Changer les régimes alimentaires
C’est d’ailleurs la FAO qui le dit elle-même dans son rapport « The future of food and
agriculture – Alternative pathways to 2050 » [PDF] publié en 2018. Pour cela, l’agence estime qu’il faut « sensibiliser les consommateurs à des régimes alimentaires durables et plus sains pour l’environnement ». C’est à dire, se tourner vers le bio ou des produits issus de l’agro-écologie (moins d’intrants, plus respectueux des ressources et du sol) dès que c’est possible pour mieux préserver les écosystèmes.
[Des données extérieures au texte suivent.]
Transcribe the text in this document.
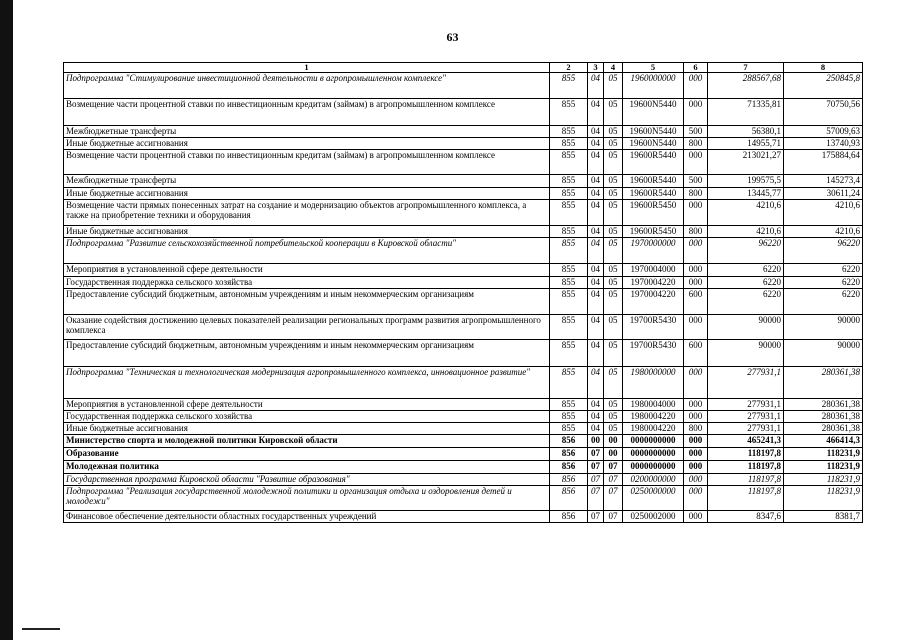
63
1	2	3	4	5	6	7	8
Подпрограмма "Стимулирование инвестиционной деятельности в агропромышленном комплексе"	855	04	05	1960000000	000	288567,68	250845,8
Возмещение части процентной ставки по инвестиционным кредитам (займам) в агропромышленном комплексе	855	04	05	19600N5440	000	71335,81	70750,56
Межбюджетные трансферты	855	04	05	19600N5440	500	56380,1	57009,63
Иные бюджетные ассигнования	855	04	05	19600N5440	800	14955,71	13740,93
Возмещение части процентной ставки по инвестиционным кредитам (займам) в агропромышленном комплексе	855	04	05	19600R5440	000	213021,27	175884,64
Межбюджетные трансферты	855	04	05	19600R5440	500	199575,5	145273,4
Иные бюджетные ассигнования	855	04	05	19600R5440	800	13445,77	30611,24
Возмещение части прямых понесенных затрат на создание и модернизацию объектов агропромышленного комплекса, а также на приобретение техники и оборудования	855	04	05	19600R5450	000	4210,6	4210,6
Иные бюджетные ассигнования	855	04	05	19600R5450	800	4210,6	4210,6
Подпрограмма "Развитие сельскохозяйственной потребительской кооперации в Кировской области"	855	04	05	1970000000	000	96220	96220
Мероприятия в установленной сфере деятельности	855	04	05	1970004000	000	6220	6220
Государственная поддержка сельского хозяйства	855	04	05	1970004220	000	6220	6220
Предоставление субсидий бюджетным, автономным учреждениям и иным некоммерческим организациям	855	04	05	1970004220	600	6220	6220
Оказание содействия достижению целевых показателей реализации региональных программ развития агропромышленного комплекса	855	04	05	19700R5430	000	90000	90000
Предоставление субсидий бюджетным, автономным учреждениям и иным некоммерческим организациям	855	04	05	19700R5430	600	90000	90000
Подпрограмма "Техническая и технологическая модернизация агропромышленного комплекса, инновационное развитие"	855	04	05	1980000000	000	277931,1	280361,38
Мероприятия в установленной сфере деятельности	855	04	05	1980004000	000	277931,1	280361,38
Государственная поддержка сельского хозяйства	855	04	05	1980004220	000	277931,1	280361,38
Иные бюджетные ассигнования	855	04	05	1980004220	800	277931,1	280361,38
Министерство спорта и молодежной политики Кировской области	856	00	00	0000000000	000	465241,3	466414,3
Образование	856	07	00	0000000000	000	118197,8	118231,9
Молодежная политика	856	07	07	0000000000	000	118197,8	118231,9
Государственная программа Кировской области "Развитие образования"	856	07	07	0200000000	000	118197,8	118231,9
Подпрограмма "Реализация государственной молодежной политики и организация отдыха и оздоровления детей и молодежи"	856	07	07	0250000000	000	118197,8	118231,9
Финансовое обеспечение деятельности областных государственных учреждений	856	07	07	0250002000	000	8347,6	8381,7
Manger moins de viande comme le veut le consensus scientifique sur le sujet, relayé dans les rapports du GIEC, surtout la viande rouge dont la production émet le plus de CO2. Il est aussi nécessaire de continuer à augmenter la main-d’œuvre dans le secteur.
Limiter le gaspillage
Le World Resources Institute va dans ce sens. Ce centre de réflexion américain spécialisé dans les questions environnementales estime qu’il est possible de nourrir durablement 10 milliards d’êtres humains en suivant cinq critères (déclinés ensuite en 22 solutions).
Premièrement : réduire la croissance de la demande en nourriture et en autres produits agricoles. Un quart de la nourriture produite actuellement est gaspillée pour des raisons de stockage ou de mauvaise gestion de son frigo ou de son appétit. Limiter le gaspillage a donc des impacts très concrets. Il est aussi essentiel de réduire sa consommation de viande, en particulier de bœuf, d’agneau et de chèvre, qui nécessitent beaucoup de ressources pour leur production. Il est aussi essentiel d’éviter la compétition entre la production de bioénergies et de nourriture.
Améliorer les rendements
Deuxièmement : augmenter la production de nourriture sans étendre la surface agricole. Un objectif réalisable par exemple en améliorant la sélection des cultures, en réduisant les terres en jachère, en pratiquant la double culture (plantation de deux cultures la même année dans un champ), en améliorant la gestion des sols par exemple en pratiquant l’agroforesterie (intégrer des arbres et arbustes dans les fermes et pâturages). Ou bien, pour la viande, en augmentant la productivité du bétail grâce à l’élevage de races adaptées, à l’utilisation de pâturages en rotation et à de meilleurs soins vétérinaires.
Troisièmement : protéger et restaurer les écosystèmes naturels. Par exemple en soutenant financièrement la préservation de forêts ou d’espaces naturels, en reboisant des terres agricoles peu productives, en restaurant des zones humides et en limitant l’expansion inévitable de terres cultivées à des terrains présentant peu d’intérêt pour la biodiversité ou le stockage de carbone.
Quatrièmement : augmenter les réserves de poissons. Pour cela, il est nécessaire d’améliorer la gestion de la pêche sauvage, alors qu’un tiers des stocks marins sont surexploités, et de supprimer les subventions soutenant la surpêche. Il convient aussi d’améliorer la productivité de l’aquaculture sans créer plus d’impacts environnementaux.
Réduire les gaz à effet de serre du secteur agricole
Cinquièmement : réduire les émissions de gaz à effet de serre du secteur agricole. En misant sur la réduction de l’élevage de ruminants en particulier, la diminution de l’utilisation d’engrais azotés tout en améliorant leur efficacité et le passage à l’utilisation d’énergies non fossiles.
Des adaptations fondamentales qui reposent en grande partie sur des décisions politiques, pouvant être poussées par des consommateurs avertis.